PAR
C’est une décision qui pourrait bien venir bouleverser les pratiques vaccinales. Et l’on ne sait pas encore dans quel sens : un vaccin DTP (diphtérie, tétanos, poliomyélite) sans aluminium sera-t-il prochainement accessible, comme le demandent plusieurs associations ? Ou l’obligation vaccinale sera-t-elle étendue, de trois à onze maladies, comme le suggère la controversée concertation citoyenne sur la vaccination (lire notre article) ? La décision qu’a rendue mercredi 8 février le Conseil d’État est claire : dans les six mois qui viennent, le gouvernement doit s’assurer de la mise à disposition d’un vaccin contre la diphtérie, le tétanos et la poliomyélite, sans autre valence, c’est à dire sans molécules supplémentaires concernant d’autres maladies. Ce vaccin est aujourd’hui introuvable : il est associé à la coqueluche (au minimum), à l’hépatite B, et l’haemophilus influenzae de type b, un germe qui provoque des méningites.
Pourtant, seul un vaccin est obligatoire, en France, chez les enfants de moins de 18 mois : le DTP. Depuis 2008, l’entreprise Sanofi qui produisait ce vaccin sans adjuvant aluminique l’a retiré de la commercialisation, arguant d’une hausse des effets indésirables.

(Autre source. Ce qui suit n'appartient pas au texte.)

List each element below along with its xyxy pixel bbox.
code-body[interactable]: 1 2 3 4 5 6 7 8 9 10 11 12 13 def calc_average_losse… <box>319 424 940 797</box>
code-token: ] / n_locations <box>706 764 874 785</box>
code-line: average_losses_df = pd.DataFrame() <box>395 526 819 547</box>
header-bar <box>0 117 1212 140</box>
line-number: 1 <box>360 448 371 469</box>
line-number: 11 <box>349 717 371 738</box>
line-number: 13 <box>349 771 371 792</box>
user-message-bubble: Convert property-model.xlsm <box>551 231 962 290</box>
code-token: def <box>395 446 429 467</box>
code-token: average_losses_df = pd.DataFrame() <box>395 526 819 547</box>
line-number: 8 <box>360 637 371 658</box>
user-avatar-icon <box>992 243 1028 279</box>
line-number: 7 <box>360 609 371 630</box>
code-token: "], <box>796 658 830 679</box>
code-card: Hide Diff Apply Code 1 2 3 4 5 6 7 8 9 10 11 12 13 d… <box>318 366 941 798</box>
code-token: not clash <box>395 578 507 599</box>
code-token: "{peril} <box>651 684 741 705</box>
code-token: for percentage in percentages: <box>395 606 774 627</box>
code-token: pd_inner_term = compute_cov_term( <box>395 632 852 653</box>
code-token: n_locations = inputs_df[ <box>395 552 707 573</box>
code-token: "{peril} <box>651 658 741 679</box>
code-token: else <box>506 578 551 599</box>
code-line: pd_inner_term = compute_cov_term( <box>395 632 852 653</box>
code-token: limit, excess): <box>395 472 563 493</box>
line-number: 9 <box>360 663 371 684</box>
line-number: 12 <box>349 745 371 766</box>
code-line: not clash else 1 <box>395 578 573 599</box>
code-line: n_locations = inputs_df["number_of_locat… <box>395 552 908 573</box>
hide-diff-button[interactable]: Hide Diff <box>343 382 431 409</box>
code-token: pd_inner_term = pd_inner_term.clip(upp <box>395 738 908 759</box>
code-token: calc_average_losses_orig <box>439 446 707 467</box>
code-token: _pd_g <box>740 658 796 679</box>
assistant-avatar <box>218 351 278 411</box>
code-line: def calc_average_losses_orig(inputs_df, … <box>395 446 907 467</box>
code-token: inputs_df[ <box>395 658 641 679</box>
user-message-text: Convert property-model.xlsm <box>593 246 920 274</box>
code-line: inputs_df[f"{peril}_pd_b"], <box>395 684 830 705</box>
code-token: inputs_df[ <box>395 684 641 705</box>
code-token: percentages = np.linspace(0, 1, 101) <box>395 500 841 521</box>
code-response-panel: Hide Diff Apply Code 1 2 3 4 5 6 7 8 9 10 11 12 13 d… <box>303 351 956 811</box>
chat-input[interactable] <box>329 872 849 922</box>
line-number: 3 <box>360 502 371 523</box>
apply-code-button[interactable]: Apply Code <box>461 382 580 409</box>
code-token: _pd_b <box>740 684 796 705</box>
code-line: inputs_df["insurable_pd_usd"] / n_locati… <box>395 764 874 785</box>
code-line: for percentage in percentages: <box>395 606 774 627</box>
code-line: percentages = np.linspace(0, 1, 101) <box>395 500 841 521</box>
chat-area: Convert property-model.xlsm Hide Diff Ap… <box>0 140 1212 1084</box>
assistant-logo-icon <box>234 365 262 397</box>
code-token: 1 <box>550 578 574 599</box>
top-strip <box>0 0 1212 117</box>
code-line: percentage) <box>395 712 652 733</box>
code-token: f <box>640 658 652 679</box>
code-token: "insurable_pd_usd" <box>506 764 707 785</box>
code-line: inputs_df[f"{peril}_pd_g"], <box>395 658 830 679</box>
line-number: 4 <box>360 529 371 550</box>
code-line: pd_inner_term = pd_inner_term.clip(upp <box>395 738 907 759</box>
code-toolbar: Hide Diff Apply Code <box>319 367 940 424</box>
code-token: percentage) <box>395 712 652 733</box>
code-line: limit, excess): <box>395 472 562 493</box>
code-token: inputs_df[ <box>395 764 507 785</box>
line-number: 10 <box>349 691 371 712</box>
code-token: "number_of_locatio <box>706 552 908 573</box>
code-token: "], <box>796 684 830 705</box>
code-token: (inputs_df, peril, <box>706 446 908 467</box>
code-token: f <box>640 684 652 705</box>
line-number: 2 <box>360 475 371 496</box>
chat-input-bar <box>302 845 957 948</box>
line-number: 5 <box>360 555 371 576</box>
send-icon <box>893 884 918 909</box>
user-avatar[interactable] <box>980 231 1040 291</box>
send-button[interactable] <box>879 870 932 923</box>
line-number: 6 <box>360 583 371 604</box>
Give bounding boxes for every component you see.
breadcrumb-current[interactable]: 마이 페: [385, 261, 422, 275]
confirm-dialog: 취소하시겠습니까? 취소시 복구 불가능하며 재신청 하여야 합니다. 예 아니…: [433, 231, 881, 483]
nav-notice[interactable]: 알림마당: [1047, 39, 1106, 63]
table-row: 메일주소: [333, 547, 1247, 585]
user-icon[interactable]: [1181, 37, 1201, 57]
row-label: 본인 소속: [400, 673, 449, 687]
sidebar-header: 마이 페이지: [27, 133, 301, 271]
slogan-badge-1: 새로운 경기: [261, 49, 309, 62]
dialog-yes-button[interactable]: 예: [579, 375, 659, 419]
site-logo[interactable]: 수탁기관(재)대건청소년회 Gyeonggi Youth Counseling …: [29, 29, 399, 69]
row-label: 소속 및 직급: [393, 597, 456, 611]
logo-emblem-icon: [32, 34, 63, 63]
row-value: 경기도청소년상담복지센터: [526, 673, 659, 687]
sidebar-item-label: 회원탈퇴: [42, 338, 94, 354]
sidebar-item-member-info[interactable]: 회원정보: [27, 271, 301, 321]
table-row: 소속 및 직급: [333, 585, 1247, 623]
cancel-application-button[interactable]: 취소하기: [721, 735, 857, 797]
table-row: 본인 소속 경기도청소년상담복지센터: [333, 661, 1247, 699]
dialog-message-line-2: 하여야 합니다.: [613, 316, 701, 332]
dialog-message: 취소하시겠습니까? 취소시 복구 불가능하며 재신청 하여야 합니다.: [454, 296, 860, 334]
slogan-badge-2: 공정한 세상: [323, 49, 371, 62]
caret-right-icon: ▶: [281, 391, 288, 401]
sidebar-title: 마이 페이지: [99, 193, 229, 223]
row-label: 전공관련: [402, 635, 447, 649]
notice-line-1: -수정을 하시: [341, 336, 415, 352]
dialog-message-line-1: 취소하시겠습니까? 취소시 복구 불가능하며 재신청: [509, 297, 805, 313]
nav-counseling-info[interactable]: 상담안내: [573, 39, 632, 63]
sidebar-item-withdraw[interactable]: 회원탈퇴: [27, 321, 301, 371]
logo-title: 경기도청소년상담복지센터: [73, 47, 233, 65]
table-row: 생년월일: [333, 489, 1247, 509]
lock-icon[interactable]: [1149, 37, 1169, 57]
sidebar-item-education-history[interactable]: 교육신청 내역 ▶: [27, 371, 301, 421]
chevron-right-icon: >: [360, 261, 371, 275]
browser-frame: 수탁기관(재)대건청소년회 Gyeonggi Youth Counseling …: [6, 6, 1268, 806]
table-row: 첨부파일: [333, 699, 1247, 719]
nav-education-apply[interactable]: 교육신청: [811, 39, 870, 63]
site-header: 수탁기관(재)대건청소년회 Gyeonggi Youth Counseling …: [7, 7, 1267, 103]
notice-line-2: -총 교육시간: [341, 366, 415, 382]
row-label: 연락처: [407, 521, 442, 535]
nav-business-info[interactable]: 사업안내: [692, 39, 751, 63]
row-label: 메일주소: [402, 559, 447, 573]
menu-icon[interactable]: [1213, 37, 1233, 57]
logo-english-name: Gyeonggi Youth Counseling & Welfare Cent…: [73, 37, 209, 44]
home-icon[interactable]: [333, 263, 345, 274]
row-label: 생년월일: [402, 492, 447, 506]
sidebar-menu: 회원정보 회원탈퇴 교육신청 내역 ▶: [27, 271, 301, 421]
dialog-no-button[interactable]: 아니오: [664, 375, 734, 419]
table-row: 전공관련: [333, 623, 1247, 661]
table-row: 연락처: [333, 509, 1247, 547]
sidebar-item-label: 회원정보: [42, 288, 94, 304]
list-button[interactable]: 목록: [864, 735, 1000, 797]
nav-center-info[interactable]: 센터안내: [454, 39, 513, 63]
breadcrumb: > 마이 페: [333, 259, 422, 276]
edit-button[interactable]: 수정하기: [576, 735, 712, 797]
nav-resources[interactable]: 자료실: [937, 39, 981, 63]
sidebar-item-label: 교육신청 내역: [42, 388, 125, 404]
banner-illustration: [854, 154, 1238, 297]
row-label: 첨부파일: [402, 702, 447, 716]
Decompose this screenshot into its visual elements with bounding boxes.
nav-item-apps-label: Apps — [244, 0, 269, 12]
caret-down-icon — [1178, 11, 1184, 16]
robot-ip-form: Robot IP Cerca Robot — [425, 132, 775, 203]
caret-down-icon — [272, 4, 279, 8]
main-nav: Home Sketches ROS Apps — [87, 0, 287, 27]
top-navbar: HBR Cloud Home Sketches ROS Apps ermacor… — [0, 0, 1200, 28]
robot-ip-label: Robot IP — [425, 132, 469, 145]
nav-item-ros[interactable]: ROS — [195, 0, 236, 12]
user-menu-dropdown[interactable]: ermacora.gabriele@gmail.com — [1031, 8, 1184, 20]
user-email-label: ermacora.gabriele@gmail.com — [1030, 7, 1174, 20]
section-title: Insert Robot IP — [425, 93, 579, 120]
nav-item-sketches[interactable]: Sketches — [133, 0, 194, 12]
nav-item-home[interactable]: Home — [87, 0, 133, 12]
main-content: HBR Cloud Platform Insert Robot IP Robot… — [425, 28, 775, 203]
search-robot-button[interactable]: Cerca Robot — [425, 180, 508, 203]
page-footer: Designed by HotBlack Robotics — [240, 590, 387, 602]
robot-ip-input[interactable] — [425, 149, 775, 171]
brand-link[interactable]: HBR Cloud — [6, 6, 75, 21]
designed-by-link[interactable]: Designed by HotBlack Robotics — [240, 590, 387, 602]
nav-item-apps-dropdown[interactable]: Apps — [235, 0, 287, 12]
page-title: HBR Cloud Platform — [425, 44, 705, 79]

Cette hausse serait due à des manipulations statistiques, estime de son côté l’association E3M, qui regroupe des victimes de la myofasciite à macrophages et qui dénonce les effets des sels d’aluminium dans les vaccins. Les données récupérées par E3M ont été portées devant la justice. En attendant, les parents sont obligés de faire vacciner leurs enfants avec des vaccins tétravalents ou hexavalents, plus chers donc plus rentables pour les laboratoires... et qui contiennent de l’aluminium.
L’argument de la dangerosité de l’aluminium, évoqué par les plaignants, a été réfuté par le Conseil d’État. Mais la juridiction administrative a tout de même décidé d’obliger le gouvernement à mettre en concordance l’offre de vaccins avec l’obligation vaccinale définie dans la loi. La ministre de la Santé, Marisol Tourraine, l’avait jusqu’alors refusé, entraînant la saisie du Conseil d’État par les associations. Deux options s’offrent désormais à la ministre. La première consiste à faire appliquer la loi et exiger des laboratoires qu’ils produisent à nouveau ce vaccin DTP. Impossible dans les six mois, jurent des experts dont certains sont liés à l’industrie. Si les laboratoires ne peuvent s’en charger, le vaccin pourrait être acquis, produit ou importé par l’Établissement de préparation et de réponse aux urgences sanitaires (Eprus). Deuxième option : à défaut de la respecter, le ministère de la Santé pourrait proposer de changer la loi pour accroître le nombre de vaccins obligatoires. Ce qui alimenterait encore un peu plus la méfiance des Français envers la vaccination.